Understanding Deep Gradient Leakage via Inversion Influence Functions
This work addresses privacy vulnerabilities in distributed learning for clients with sensitive data, offering a tool to analyze and potentially defend against gradient leakage attacks, though it is incremental in providing insights rather than a direct defense.
The paper tackles the problem of Deep Gradient Leakage (DGL), an attack that recovers private training images from gradients in distributed learning, by proposing Inversion Influence Functions (I^2F) to establish a closed-form connection between recovered images and gradients, empirically showing it effectively approximates DGL across various settings.
Deep Gradient Leakage (DGL) is a highly effective attack that recovers private training images from gradient vectors. This attack casts significant privacy challenges on distributed learning from clients with sensitive data, where clients are required to share gradients.
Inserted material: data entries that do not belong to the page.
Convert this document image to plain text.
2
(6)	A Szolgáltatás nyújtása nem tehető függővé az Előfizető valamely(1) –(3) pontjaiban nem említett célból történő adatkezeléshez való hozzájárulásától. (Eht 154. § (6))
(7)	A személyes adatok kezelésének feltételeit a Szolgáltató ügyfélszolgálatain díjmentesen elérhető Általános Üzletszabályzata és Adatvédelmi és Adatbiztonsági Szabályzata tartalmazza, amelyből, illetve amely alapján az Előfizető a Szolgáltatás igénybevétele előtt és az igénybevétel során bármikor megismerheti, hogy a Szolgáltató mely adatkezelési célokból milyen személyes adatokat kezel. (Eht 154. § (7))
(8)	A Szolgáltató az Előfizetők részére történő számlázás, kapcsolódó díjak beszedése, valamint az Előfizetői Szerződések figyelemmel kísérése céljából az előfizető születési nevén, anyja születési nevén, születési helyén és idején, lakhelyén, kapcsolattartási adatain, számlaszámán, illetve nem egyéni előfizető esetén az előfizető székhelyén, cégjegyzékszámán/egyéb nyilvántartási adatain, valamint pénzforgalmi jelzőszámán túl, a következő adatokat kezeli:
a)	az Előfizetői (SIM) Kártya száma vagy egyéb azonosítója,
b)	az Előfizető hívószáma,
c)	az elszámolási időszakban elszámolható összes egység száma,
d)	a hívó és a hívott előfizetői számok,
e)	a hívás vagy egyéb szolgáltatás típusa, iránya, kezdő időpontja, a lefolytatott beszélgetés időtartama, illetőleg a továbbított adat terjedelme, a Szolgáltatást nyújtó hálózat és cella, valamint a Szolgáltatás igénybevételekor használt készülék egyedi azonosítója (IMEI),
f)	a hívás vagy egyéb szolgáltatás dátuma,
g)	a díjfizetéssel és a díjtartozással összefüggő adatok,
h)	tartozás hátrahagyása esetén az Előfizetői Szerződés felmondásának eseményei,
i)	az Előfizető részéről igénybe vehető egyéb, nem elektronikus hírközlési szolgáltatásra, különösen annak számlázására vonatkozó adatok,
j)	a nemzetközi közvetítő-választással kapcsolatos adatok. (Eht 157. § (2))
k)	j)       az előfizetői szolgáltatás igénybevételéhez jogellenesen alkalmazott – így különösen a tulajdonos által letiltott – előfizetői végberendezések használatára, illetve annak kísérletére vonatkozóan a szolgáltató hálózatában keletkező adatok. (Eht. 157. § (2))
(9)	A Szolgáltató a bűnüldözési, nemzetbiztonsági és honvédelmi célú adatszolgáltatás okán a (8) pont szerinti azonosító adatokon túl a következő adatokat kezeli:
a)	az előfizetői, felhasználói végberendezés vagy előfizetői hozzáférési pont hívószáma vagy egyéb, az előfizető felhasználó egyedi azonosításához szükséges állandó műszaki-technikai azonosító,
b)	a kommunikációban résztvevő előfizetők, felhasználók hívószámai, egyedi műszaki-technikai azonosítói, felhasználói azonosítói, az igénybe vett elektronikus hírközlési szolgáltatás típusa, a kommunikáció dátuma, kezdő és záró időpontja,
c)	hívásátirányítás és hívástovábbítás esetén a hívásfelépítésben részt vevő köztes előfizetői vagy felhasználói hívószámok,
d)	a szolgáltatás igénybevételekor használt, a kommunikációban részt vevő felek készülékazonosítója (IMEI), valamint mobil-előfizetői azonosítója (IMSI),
Defending against such attacks requires but lacks an understanding of when and how privacy leakage happens, mostly because of the black-box nature of deep networks. In this paper, we propose a novel Inversion Influence Function (I$^2$F) that establishes a closed-form connection between the recovered images and the private gradients by implicitly solving the DGL problem. Compared to directly solving DGL, I$^2$F is scalable for analyzing deep networks, requiring only oracle access to gradients and Jacobian-vector products. We empirically demonstrate that I$^2$F effectively approximated the DGL generally on different model architectures, datasets, modalities, attack implementations, and perturbation-based defenses. With this novel tool, we provide insights into effective gradient perturbation directions, the unfairness of privacy protection, and privacy-preferred model initialization. Our codes are provided in https://github.com/illidanlab/inversion-influence-function.